ECONOMICS

Ekonomi Global di Ambang Krisis, DPR Dorong Pemerintah Pastikan Keamanan Pangan

Achmad Al Fiqri 30/03/2026 01:00 WIB

Dalam rangka memastikan pangan di Indonesia aman, Riyono menyampaikan tiga poin strategis guna mewujudkan hal tersebut. 

Ekonomi Global di Ambang Krisis, DPR Dorong Pemerintah Pastikan Keamanan Pangan.
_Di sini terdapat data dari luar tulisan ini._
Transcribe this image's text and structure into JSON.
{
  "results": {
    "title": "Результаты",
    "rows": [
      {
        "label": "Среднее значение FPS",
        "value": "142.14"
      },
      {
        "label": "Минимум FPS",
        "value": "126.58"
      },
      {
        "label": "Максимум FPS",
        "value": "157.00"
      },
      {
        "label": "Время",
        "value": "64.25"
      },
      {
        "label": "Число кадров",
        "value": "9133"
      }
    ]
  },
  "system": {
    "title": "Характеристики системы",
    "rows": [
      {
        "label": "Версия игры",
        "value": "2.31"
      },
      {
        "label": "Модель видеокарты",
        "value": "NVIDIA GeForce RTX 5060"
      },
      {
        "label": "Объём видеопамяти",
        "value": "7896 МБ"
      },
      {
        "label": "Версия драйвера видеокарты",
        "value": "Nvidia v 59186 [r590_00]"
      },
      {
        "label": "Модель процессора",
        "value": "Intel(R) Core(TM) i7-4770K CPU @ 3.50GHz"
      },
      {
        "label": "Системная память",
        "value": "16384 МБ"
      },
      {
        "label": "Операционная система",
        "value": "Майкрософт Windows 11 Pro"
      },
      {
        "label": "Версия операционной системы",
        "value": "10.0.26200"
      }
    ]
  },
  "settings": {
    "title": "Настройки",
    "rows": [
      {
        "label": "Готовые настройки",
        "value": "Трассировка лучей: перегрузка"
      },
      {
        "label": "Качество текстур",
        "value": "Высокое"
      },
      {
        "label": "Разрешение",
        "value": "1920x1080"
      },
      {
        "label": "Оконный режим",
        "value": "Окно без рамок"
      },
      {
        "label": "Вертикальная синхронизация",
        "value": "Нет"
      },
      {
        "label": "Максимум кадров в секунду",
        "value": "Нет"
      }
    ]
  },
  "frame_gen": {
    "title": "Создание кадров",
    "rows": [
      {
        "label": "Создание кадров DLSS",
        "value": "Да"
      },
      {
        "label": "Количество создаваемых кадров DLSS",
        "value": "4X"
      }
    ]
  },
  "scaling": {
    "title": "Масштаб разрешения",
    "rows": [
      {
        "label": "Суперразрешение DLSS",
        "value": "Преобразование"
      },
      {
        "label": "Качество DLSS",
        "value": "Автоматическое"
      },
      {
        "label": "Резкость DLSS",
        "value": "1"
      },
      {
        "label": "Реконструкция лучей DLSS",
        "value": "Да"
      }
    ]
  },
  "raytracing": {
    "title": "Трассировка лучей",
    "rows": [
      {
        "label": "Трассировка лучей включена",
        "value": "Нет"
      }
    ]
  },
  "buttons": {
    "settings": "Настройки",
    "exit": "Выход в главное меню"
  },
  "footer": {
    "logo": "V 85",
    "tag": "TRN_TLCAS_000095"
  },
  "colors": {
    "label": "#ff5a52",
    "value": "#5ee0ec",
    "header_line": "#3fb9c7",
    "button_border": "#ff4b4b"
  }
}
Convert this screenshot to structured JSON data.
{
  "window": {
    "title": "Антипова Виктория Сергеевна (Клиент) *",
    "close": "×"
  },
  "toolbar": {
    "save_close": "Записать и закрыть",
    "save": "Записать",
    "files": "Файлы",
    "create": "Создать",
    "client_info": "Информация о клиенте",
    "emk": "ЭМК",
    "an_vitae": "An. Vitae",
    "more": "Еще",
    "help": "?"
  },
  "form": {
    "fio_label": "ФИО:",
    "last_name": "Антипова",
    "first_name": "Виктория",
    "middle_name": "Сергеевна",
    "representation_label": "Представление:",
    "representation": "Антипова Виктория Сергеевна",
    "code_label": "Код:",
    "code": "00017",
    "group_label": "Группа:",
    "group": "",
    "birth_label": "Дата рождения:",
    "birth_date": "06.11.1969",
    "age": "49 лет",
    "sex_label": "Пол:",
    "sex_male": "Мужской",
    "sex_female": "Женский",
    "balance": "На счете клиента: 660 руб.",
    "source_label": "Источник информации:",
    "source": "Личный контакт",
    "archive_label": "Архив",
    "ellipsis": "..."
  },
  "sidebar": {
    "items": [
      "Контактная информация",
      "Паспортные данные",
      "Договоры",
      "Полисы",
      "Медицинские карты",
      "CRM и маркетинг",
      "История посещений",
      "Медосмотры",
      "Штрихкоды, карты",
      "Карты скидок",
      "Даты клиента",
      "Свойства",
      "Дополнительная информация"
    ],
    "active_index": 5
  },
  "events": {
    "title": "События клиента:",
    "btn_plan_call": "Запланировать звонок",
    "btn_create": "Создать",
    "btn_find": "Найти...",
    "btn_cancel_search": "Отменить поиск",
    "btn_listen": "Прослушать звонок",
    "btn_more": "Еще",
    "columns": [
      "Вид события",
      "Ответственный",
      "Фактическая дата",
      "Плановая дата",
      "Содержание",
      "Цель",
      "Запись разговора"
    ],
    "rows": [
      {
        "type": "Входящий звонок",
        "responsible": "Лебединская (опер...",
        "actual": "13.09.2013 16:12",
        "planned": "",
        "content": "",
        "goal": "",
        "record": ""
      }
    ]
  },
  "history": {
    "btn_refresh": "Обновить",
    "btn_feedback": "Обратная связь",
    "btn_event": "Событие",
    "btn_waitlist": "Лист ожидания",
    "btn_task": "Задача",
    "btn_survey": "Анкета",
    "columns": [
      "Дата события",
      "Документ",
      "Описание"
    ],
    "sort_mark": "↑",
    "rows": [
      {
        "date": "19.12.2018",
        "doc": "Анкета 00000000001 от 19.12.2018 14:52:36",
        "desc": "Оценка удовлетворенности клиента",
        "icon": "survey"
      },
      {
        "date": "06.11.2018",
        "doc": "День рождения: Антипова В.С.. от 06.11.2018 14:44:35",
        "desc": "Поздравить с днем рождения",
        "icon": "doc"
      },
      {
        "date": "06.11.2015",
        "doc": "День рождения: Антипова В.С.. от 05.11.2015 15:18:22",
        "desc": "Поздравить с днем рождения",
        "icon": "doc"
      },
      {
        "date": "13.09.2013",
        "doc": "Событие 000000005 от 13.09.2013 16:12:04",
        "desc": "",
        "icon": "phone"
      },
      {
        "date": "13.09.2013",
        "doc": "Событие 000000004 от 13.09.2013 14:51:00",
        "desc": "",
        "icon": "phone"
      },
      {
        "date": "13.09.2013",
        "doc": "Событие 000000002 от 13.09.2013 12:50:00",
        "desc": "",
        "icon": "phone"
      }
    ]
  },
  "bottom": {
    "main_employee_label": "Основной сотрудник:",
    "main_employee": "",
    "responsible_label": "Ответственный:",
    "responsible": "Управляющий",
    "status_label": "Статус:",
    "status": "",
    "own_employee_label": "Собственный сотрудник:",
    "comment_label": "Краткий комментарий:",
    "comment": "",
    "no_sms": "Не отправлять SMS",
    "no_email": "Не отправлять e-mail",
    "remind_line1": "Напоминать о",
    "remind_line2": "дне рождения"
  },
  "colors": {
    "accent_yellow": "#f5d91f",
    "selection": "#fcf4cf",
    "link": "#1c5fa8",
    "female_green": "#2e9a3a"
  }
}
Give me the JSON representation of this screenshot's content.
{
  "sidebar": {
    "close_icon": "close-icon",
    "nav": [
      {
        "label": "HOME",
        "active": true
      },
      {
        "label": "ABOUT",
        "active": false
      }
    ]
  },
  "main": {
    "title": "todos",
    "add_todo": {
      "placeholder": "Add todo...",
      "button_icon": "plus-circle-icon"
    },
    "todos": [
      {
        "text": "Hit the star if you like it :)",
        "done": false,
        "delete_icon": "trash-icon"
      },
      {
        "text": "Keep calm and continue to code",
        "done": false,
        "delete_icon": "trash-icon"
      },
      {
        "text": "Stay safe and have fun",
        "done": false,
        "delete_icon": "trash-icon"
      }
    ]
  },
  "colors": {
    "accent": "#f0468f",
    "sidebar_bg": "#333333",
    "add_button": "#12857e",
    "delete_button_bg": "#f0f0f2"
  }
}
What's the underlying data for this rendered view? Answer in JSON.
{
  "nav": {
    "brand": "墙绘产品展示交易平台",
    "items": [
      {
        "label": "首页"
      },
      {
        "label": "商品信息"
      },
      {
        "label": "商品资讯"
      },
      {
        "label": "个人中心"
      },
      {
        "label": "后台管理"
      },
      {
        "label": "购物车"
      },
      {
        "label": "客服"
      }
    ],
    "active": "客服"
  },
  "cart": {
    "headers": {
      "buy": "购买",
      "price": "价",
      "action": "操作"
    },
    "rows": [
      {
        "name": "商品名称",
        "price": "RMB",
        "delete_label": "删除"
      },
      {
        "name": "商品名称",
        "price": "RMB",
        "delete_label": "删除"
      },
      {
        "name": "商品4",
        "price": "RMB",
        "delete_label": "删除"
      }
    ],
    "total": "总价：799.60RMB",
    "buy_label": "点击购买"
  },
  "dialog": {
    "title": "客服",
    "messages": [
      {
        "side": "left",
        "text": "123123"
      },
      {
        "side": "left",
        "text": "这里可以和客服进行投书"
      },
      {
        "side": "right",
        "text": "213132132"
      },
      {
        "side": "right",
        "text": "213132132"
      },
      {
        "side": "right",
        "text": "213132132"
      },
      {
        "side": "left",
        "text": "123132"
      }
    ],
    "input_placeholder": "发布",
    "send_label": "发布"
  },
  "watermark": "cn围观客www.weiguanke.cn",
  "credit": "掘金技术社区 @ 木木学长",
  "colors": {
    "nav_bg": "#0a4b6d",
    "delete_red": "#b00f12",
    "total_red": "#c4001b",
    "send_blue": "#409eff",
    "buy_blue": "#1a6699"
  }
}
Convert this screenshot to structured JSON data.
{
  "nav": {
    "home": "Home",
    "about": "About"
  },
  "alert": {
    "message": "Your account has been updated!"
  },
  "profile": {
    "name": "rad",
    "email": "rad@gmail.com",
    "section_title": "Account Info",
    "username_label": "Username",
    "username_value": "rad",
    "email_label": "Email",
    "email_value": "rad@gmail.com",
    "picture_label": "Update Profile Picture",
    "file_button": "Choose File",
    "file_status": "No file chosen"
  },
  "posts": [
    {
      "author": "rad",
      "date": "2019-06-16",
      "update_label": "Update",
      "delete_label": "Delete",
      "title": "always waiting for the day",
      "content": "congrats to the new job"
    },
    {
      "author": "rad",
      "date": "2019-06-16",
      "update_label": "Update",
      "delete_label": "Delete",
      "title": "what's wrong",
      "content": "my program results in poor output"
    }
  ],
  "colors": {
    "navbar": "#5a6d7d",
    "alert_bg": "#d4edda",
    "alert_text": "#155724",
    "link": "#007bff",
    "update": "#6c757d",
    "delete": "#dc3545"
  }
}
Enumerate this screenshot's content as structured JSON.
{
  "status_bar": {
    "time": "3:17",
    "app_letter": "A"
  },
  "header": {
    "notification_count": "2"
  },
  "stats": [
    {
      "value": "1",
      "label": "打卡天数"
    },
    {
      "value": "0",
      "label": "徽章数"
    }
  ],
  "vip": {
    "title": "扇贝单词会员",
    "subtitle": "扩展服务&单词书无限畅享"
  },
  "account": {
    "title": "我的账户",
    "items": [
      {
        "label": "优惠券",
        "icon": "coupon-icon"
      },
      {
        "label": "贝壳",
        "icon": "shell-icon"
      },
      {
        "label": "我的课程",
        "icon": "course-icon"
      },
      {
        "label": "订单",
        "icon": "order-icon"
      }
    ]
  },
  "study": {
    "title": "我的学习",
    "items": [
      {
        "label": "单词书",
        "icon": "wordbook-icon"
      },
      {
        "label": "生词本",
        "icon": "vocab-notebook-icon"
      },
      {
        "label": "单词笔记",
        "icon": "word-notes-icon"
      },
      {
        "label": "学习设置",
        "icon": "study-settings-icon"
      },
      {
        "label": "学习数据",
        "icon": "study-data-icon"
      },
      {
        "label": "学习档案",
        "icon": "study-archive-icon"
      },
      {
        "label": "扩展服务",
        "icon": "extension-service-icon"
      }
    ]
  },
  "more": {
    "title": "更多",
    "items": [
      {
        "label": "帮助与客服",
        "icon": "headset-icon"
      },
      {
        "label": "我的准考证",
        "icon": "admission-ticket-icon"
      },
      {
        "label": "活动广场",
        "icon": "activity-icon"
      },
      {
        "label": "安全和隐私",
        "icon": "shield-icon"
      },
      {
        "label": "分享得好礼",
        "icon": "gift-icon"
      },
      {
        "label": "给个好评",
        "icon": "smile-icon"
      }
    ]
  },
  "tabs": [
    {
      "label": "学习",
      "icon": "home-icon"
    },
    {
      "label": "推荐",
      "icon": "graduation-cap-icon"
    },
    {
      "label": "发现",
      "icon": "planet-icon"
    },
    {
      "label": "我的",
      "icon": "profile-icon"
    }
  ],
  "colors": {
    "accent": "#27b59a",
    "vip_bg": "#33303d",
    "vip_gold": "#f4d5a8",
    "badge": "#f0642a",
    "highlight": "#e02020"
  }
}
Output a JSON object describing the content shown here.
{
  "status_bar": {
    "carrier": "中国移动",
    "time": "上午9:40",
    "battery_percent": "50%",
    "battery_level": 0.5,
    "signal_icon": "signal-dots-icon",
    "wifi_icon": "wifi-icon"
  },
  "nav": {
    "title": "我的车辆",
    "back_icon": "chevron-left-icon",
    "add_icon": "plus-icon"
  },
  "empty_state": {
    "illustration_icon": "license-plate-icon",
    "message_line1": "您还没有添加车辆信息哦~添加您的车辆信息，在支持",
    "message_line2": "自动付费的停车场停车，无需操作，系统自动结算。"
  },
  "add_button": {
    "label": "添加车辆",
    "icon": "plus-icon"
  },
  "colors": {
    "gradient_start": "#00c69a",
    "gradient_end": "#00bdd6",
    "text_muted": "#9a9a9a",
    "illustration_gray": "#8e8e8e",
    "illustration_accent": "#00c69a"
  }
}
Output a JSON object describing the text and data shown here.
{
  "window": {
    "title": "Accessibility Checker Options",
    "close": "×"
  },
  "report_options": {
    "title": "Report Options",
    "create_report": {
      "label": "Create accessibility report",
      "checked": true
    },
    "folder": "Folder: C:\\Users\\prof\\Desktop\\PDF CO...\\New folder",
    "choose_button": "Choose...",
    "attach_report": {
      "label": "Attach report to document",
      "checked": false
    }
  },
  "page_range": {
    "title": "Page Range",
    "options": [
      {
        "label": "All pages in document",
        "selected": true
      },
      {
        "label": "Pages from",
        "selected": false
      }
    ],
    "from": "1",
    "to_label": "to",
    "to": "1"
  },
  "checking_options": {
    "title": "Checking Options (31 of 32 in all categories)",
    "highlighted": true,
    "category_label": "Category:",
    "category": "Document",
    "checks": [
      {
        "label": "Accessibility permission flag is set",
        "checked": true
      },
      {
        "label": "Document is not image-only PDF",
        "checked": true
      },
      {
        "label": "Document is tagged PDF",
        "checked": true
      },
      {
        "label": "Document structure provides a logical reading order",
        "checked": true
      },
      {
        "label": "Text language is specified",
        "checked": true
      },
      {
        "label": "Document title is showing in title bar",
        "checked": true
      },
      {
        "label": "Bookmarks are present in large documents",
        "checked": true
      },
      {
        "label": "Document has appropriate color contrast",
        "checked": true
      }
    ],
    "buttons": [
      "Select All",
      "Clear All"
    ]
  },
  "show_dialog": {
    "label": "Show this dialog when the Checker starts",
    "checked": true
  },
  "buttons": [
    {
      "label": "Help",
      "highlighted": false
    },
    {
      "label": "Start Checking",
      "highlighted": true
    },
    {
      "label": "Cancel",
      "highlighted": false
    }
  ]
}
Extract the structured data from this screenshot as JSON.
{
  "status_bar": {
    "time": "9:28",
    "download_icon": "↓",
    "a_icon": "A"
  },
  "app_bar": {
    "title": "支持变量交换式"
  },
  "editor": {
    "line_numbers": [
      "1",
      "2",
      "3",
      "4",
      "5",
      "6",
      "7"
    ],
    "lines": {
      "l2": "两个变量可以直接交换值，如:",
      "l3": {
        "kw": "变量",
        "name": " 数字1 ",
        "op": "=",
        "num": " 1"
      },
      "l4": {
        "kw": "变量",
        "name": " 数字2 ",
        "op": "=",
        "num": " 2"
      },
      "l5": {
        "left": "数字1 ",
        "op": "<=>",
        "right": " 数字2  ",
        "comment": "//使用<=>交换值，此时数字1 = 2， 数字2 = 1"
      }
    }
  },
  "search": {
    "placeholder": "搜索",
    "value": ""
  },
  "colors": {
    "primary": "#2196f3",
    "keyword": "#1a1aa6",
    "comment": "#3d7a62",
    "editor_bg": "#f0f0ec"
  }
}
Foto: iNews Media Group.

IDXChannel - Anggota Komisi IV DPR RI, Riyono, mendorong pemerintah untuk fokus menyediakan pangan sebagai fondasi utama kedaulatan. Dorongan dilayangkan untuk menghadapi kondisi global saat ini yang cenderung menuju krisis.

Dalam rangka memastikan pangan di Indonesia aman, Riyono menyampaikan tiga poin strategis guna mewujudkan hal tersebut. 

"Menghadapi kondisi global saat ini yang cenderung menuju krisis, maka Indonesia harus memfokuskan ketersediaan pangan sebagai fondasi utama kedaulatan pangan," ujar Riyono dalam keterangannya, Minggu (29/3/2026).

Pertama, perlunya menjaga cadangan beras nasional. 

"Cadangan pangan berupa beras yang sudah tembus 4 juta ton harus dijaga kualitas dan manajemen pengelolaannya," ujar dia.

Selain itu, dia menilai perlu diberikan perlindungan kepada petani sebagai produsen pangan utama dengan skema insentif harga produk pertanian yang baik.

"Harga GKP dan jagung yang sudah baik harus tetap dipertahankan, kalau perlu ditambah dengan asuransi hasil pertanian karena menghadapi risiko kemarau panjang," tutur Riyono.

Di sisi lain, Riyono menilai, menjaga politik anggaran sektor pertanian dan perikanan agar tidak dikenakan efisiensi. Dia menegaskan anggaran pertanian sebesar Rp60 triliun jangan sampai dipangkas.

"Hal ini dikarenakan ketahanan pangan dan protein ada di sektor ini. Jika diperlukan, maka anggarannya harus ditambah untuk mengantisipasi krisis pangan dunia," ucapnya.

Lebih lanjut, Riyono menilai program MDGs gagal mengatasi kelaparan pangan global. Ada satu miliar penduduk bumi yang terancam kelaparan dan bahkan banyak kematian karena kelaparan global.

Target SDGs ke-2 pada 2030, yaitu mengakhiri kelaparan, mencapai ketahanan pangan dan perbaikan gizi, serta mendorong pertanian berkelanjutan, tampaknya akan terancam gagal untuk kali kedua karena perubahan ekstrem peta pangan global.

“Artinya dunia gagal mengatur perputaran pangan global. Adanya perang Iran, Amerika Serikat, dan Israel membuat semakin tinggi ketidakpastian global sehingga negara produsen pangan berprinsip menahan pangan untuk mereka sendiri,” kata dia.

Menurut Riyono, kegagalan global dalam distribusi pangan mengakibatkan harga pangan dunia naik, ketersediaan menurun, dan permintaan tinggi. Komoditas pangan berubah menjadi komoditas politik yang sering merugikan petani.

“Pangan dan energi sebagai instrumen dasar manusia berubah menjadi senjata mematikan untuk menguasai bahkan ‘menjajah’ suatu negara atas nama impor, sedangkan produsen utamanya, yaitu petani dan negaranya, masih tetap miskin dan menderita,” ujar dia.